Some researchers claim the more recently reported flaw, which affects IE version 6.0, can still be exploited in Windows XP machines even after Service Pack 2, which was meant to tighten security in Microsoft’s flagship software and its still-dominant Web browser, is installed.
However, Microsoft called the early reports of the flaw “inaccurate and misleading” and again urged security researchers and others to follow standard practice for reporting, which calls for the software maker to be notified first before a vulnerability is made public.
Eroding Browser Edge
Analysts say even the suggestion of more security woes with IE is bad news for Microsoft, which is seeing its market share erode in the browser market.
WebSideStory now estimates that IE controls 90.6 percent of the browser market, down from more than 95 percent in mid-2004. Showing especially strong growth is the open-source Firefox browser, which WebSideStory said saw a 34 percent jump in usage during December.
In fact, Secunia’s recent warnings of IE flaws came with a recommendation that users adopt alternative browsers.
Microsoft recently released new patches for other known Windows flaws and released a new tool that lets users remove malicious software from their computers.
Addressing the Threat
Microsoft has reportedly been working on a number of updates to IE that would help bridge the gap until Windows successor, Longhorn, is released.

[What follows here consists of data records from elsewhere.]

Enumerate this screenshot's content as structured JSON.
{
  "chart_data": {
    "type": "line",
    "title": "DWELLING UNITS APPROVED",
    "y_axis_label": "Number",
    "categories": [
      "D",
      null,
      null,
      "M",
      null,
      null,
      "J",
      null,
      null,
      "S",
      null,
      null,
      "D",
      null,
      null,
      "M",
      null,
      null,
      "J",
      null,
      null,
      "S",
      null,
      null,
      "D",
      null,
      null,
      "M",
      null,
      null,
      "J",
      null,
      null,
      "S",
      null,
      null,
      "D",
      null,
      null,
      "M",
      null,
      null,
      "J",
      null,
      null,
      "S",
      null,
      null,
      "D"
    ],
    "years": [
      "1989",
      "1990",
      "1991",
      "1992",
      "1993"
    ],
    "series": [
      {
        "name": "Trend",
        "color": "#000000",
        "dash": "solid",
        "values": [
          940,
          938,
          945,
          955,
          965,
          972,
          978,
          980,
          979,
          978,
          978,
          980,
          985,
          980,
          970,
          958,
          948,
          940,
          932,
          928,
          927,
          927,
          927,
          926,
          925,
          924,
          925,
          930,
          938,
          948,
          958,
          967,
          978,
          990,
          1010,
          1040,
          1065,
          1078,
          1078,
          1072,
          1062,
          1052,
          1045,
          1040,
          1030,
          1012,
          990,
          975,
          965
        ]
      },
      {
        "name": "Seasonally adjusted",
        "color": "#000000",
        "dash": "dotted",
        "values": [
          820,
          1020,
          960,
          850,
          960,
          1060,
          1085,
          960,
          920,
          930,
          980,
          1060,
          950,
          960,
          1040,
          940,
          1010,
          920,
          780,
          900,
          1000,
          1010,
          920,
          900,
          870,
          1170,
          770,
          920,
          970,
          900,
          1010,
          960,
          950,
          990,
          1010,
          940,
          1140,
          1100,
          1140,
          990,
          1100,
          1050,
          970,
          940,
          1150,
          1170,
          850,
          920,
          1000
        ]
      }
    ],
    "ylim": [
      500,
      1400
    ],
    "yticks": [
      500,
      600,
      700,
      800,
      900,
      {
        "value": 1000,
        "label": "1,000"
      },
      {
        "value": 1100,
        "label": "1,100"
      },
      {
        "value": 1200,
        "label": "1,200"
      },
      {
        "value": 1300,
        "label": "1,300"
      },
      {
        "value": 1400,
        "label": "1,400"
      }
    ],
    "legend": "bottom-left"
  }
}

Microsoft also recently began to cobble together third-party enhancements to its browser at its online download center.
Enderle Group principal analyst Rob Enderle said if current trends continue, Microsoft might have no choice but to substantially upgrade its browser in order to answer much stronger competition from Firefox and others. A new version of the Netscape browser that Microsoft displaced for market dominance is also in the works.
“Microsoft doesn’t like to leak out its innovations in little pieces, but they might have no choice but to do something in the interim,” Enderle said.
Some analysts say Microsoft might feel an increased sense of urgency if their share of the browser market dips below the 90 percent level, which could happen as soon as this month.